In un'Italia che si dibatte tra le pieghe di un'economia sempre più fragile, il lavoro povero continua a crescere. Le storie di lavoratori e lavoratrici che lottano ogni giorno per un salario che spesso non basta a coprire le necessità di base nono sono più, da tempo, eccezioni. Nel settore dei servizi, dove lavorano 16,7 milioni di persone (il 69,9% dei lavoratori censiti in Italia) e dove la maggioranza è donna (51,7%), i contratti precari sono il 33%, una condizione che raggiunge quasi il 50% nel settore della ristorazione. Una deriva che sembra non riuscire più a garantire neppure le promesse di una vita dignitosa.
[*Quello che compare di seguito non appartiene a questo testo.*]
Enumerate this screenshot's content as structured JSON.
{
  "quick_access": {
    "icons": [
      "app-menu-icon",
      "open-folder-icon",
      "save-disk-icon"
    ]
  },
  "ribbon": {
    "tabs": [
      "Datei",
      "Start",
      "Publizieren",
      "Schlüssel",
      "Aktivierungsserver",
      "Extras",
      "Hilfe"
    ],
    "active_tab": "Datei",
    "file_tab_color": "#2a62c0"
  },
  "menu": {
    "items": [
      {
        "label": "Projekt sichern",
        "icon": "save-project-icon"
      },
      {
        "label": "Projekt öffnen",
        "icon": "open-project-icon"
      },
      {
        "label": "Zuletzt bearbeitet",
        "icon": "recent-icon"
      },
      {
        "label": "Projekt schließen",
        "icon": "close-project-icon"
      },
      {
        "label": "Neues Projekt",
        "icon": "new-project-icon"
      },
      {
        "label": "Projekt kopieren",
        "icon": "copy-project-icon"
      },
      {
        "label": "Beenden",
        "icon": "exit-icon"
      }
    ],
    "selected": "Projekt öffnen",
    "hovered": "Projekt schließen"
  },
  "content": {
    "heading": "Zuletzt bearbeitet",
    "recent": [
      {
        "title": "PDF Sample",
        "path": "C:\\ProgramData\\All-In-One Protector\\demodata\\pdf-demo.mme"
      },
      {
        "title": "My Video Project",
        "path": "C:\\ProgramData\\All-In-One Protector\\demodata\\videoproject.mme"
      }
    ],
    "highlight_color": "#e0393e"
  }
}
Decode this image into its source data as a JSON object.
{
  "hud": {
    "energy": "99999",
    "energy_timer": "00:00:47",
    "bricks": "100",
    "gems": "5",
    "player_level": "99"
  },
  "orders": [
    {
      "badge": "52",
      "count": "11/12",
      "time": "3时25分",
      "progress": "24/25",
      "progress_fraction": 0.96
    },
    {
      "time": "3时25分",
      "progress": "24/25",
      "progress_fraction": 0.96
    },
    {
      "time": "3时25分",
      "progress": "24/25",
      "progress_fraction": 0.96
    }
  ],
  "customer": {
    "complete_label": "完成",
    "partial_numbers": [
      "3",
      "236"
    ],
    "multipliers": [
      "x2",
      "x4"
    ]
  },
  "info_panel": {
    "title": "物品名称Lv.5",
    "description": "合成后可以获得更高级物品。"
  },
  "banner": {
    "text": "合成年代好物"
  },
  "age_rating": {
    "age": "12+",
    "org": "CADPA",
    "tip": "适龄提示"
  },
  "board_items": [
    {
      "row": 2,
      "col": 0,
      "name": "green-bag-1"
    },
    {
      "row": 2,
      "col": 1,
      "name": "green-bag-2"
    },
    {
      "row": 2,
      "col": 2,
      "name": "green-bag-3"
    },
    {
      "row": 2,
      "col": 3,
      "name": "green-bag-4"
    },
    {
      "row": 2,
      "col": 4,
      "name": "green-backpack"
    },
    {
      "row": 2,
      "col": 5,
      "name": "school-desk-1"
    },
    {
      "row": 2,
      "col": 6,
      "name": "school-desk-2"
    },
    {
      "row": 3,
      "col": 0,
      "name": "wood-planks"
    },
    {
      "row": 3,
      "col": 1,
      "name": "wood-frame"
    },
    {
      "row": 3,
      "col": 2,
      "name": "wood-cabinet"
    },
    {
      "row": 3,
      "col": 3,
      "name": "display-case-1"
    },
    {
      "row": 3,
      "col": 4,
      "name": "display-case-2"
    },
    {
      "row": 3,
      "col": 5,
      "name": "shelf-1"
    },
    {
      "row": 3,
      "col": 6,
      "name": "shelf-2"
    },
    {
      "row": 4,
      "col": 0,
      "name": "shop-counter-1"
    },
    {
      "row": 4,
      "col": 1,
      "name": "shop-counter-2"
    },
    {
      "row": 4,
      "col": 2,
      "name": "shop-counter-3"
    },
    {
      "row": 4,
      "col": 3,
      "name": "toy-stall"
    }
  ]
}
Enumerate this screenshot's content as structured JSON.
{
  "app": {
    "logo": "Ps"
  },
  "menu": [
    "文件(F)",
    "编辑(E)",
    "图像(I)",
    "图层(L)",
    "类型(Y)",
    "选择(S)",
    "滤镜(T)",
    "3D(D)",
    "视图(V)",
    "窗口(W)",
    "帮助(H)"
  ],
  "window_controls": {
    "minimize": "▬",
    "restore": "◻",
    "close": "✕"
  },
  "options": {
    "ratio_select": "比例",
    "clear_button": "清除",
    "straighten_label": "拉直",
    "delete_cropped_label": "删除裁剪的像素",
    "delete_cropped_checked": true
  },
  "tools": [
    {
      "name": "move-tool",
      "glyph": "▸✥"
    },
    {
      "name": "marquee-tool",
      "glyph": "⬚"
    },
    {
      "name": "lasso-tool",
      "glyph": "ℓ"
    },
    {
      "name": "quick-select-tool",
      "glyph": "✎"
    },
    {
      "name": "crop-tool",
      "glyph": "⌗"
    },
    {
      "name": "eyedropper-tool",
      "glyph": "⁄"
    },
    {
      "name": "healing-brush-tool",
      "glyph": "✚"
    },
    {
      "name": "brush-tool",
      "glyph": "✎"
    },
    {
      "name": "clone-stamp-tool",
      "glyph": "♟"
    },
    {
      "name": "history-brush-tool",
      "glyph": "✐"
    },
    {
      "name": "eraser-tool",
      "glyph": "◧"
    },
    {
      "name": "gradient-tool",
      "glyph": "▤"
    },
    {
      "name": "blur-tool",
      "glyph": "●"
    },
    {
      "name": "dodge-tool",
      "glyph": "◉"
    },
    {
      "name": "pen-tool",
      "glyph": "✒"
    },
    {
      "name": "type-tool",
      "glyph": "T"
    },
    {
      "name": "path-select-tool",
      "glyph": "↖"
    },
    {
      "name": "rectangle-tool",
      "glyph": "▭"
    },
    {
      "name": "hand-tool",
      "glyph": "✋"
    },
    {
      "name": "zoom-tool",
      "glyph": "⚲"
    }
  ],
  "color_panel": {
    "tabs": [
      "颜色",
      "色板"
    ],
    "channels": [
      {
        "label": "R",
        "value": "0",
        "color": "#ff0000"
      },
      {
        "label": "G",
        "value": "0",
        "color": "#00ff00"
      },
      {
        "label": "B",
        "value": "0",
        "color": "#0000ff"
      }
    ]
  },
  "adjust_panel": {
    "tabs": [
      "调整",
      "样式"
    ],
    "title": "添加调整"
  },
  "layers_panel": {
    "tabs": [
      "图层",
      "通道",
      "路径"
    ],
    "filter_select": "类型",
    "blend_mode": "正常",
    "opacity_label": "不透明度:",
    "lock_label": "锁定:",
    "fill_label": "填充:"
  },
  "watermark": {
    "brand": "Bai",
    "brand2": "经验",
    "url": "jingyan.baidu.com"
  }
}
Il tasso di copertura contrattuale nel terziario, inoltre, è sotto l’80%, un dato che evidenzia una «zona grigia» che comprende quasi 2 milioni di lavoratori per i quali non si sa nemmeno quale sia il Ccnl del terziario che gli è stato applicato e i cui diritti sono sospesi, privi di una protezione legale adeguata.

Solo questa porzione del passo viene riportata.